Revolution in the Diagnosis of Epilepsy

by Dr. Trupti Shirole on Dec 11 2014 7:16 AM

 Revolution in the Diagnosis of Epilepsy
By using computer algorithms and mathematical models, the Scientists from University of Exeter, were able to develop systems to analyze EEG recordings gathered while the patient is at rest, and reveal subtle differences in dynamic network properties that enhance susceptibility to seizures in people with idiopathic generalized epilepsy (IGE).
Professor Terry who led the research team said, "Our research offers the fascinating possibility of a revolution in diagnosis for people with epilepsy. It would move us from diagnosis based on a qualitative assessment of easily observable features, to one based on quantitative features extracted from routine clinical recordings. Not only would this remove risk to people with epilepsy, but also greatly speed up the process, since only a few minutes of resting state data would need to be collected in each case."

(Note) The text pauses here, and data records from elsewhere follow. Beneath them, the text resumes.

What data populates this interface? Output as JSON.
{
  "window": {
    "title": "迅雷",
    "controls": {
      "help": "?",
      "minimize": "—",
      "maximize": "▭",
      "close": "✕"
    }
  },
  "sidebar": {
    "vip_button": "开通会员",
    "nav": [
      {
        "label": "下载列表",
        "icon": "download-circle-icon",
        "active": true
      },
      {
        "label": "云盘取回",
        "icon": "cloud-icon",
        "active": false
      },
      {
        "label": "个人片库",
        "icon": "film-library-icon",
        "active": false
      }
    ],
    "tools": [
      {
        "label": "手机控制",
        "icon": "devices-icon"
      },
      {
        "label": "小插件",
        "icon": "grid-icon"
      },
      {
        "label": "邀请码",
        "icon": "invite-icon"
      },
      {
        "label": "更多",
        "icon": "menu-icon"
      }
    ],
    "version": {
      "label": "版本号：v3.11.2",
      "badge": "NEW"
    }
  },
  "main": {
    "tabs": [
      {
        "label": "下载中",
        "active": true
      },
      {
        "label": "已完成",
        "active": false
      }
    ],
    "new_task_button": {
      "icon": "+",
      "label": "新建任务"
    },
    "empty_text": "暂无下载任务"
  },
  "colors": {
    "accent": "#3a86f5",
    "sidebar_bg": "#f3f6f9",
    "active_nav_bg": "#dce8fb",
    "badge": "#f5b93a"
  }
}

In their first study, researchers used EEG recordings to build a picture of how different regions of the brain were connected. They observed that in people with IGE these networks were relatively over-connected, in contrast to healthy controls. They also observed similar findings in first-degree relatives of this cohort of people with IGE; which suggests that brain network alterations are an endophenotype of the condition- an inherited and necessary, but not sufficient, condition for epilepsy to occur.

In the second study the team sought to understand how these alterations in large-scale brain networks could heighten susceptibility to recurrent seizures and thus epilepsy.  The study revealed that the level of communication between regions that would lead to their activity becoming synchronized was lower in the brain networks of people with IGE. Also, altering the activity in specific left frontal brain regions of the computational model could more easily lead to synchronous activity throughout the whole network.

In their most recent study, researchers have introduced the concept of ‘Brain Network Ictogenecity’ (BNI) as a probabilistic measure for a given network to generate seizures. They found that the brain networks of people with IGE had a high BNI, as compared to the brain networks of healthy controls who had a low BNI.

The research has been published in a recent series of papers, the most recent of which has been published online in the scientific journal ‘Frontiers in Neurology’.